Tutorial 1

Sparse stochastic processes: A statistical framework for compressed sensing and biomedical image reconstruction

Sparse stochastic processes are continuous-domain processes that admit a parsimonious representation in some matched wavelet-like basis. Such models are relevant for image compression, compressed sensing, and, more generally, for the derivation of statistical algorithms for solving ill-posed inverse problems.

This tutorial focuses on the extended family of sparse processes that are specified by a generic (non-Gaussian) innovation model or, equivalently, as solutions of linear stochastic differential equations driven by white Lévy noise. We provide a complete functional characterization of these processes and highlight some of their properties.

The two leading threads that underlie the exposition are:

  1. the statistical property of  infinite divisibility, which induces two distinct types of behavior—Gaussian vs. sparse—at the exclusion of any other;
  2. the structural link between linear stochastic processes and spline functions which is exploited to simplify the mathematics.

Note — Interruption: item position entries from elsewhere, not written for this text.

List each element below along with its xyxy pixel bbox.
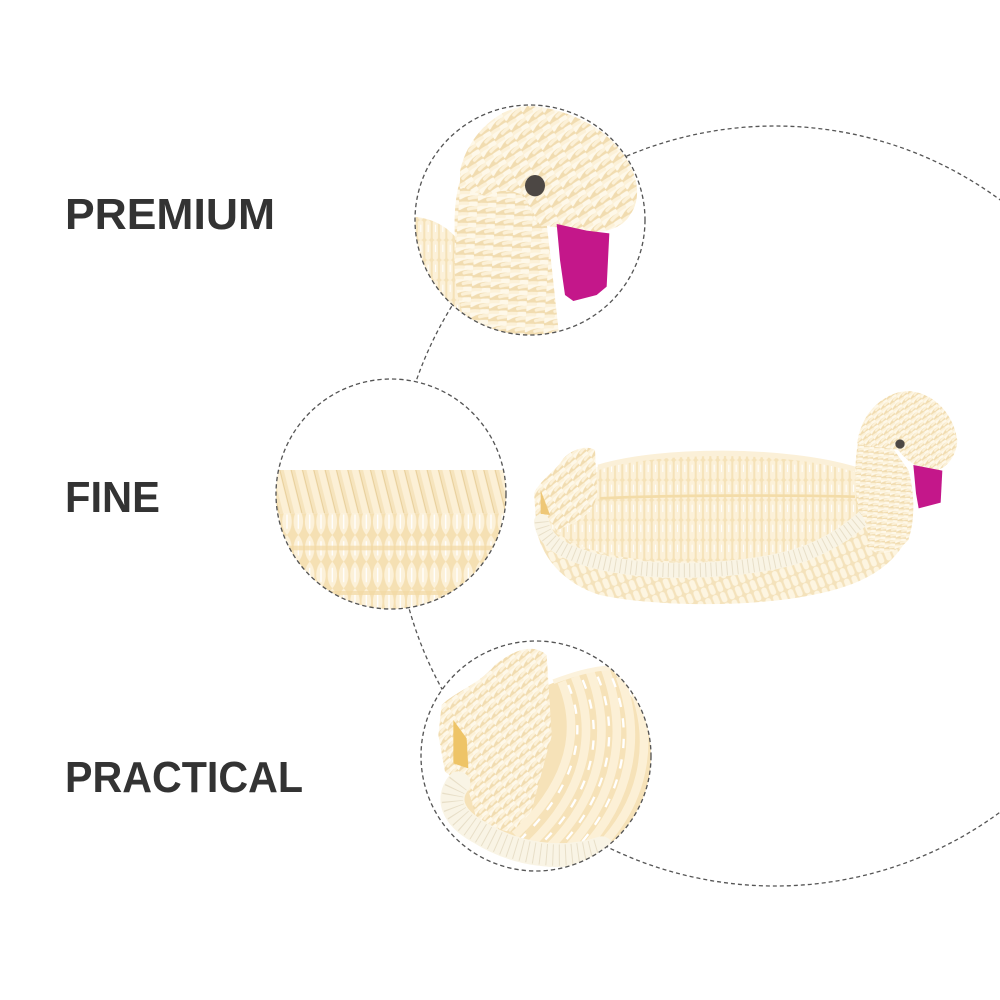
- heading: FINE: FINE: [65, 473, 160, 522]
- interior shaded band: [600, 496, 855, 498]
- circle background: [421, 641, 651, 871]
- basket interior: [550, 453, 858, 562]
- lens lower weave: [278, 513, 504, 609]
- swan beak: [913, 465, 942, 508]
- tail wing: [438, 649, 552, 792]
- detail circle: tail (practical): [421, 641, 658, 871]
- dashed outline: [415, 105, 645, 335]
- basket outer body: [535, 473, 913, 604]
- heading: PRACTICAL: PRACTICAL: [65, 753, 303, 802]
- dashed outline: [421, 641, 651, 871]
- head: [460, 106, 637, 232]
- tail fragment: [415, 217, 468, 316]
- tail shadow: [541, 490, 550, 515]
- tail shadow: [453, 720, 468, 768]
- heading: PREMIUM: PREMIUM: [65, 190, 275, 239]
- beak: [557, 224, 609, 301]
- basket back rim: [598, 453, 855, 469]
- swan tail: [534, 448, 597, 530]
- dashed outline: [276, 379, 506, 609]
- main photo: swan wicker basket: [534, 391, 957, 604]
- bowl ribs: [515, 668, 644, 852]
- back rim: [553, 668, 612, 682]
- swan eye: [895, 439, 905, 449]
- swan neck: [855, 430, 913, 553]
- detail circle: weave (fine): [270, 379, 512, 613]
- circle background: [415, 105, 645, 335]
- front rim: [452, 783, 602, 855]
- lower left interior weave: [468, 749, 548, 834]
- bowl interior: [464, 668, 651, 846]
- swan head: [857, 391, 957, 471]
- slanted upper weave: [270, 470, 512, 513]
- circle background: [276, 379, 506, 609]
- front rim: [542, 517, 865, 570]
- neck: [454, 181, 559, 335]
- large dashed connector circle: [395, 126, 1000, 886]
- eye: [525, 175, 545, 196]
- white slits between ribs: [522, 677, 624, 852]
- detail circle: head (premium): [410, 105, 645, 343]
- lower band: [330, 591, 452, 595]
- horizontal band: [270, 546, 512, 550]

The proposed continuous-domain formalism lends itself naturally to the discretization of linear inverse problems. The reconstruction is formulated as a statistical estimation problem, which suggests some novel algorithms for biomedical image reconstruction, including magnetic resonance imaging and X-ray tomography. We present experiments where the proposed scheme outperforms the more traditional convex optimization techniques (in particular, total variation).

Outline:

  • Introduction: from splines to Lévy processes
  • Generalized stochastic processes: continuous-domain white noise, innovation models, and the characteristic functional
  • Sparse representations: finite difference operators vs. operator-like wavelets.
  • Infinite divisibility and transform-domain statistics: the mathematics of sparsity.
  • Recovery of sparse signals: derivation of “optimal” algorithms for signal denoising, and for biomedical image reconstruction, including compressed sensing
  • Wavelet-domain methods: shrinkage estimators and refinement using redundant systems in conjunction with statistical consistency.

Contact information

Michael Unser, Professor
Biomedical Imaging Group, EPFL
Mailing address: EPFL, LIB, BM 4.136 (Batiment BM), Station 17, CH-1015 Lausanne, Switzerland
E-Mail: michael.unser@epfl.ch
URL: http://bigwww.epfl.ch/

About the instructor

MichaelMichael Unser is Professor and Director of EPFL’s Biomedical Imaging Group, Lausanne, Switzerland. His main research area is biomedical image processing. He has a strong interest in sampling theories, multiresolution algorithms, wavelets, the use of splines for image processing, and, more recently, stochastic processes. He has published about 250 journal papers on those topics. He is the leading author of An introduction to sparse stochastic processes to be published by Cambridge University Press.

From 1985 to 1997, he was with the Biomedical Engineering and Instrumentation Program, National Institutes of Health, Bethesda USA, conducting research on bioimaging and heading the Image Processing Group.

Dr. Unser is a fellow of the IEEE (1999), an EURASIP fellow (2009), and a member of the Swiss Academy of Engineering Sciences. He is the recipient of several international prizes including three IEEE-SPS Best Paper Awards and two Technical Achievement Awards from the IEEE (2008 SPS and EMBS 2010).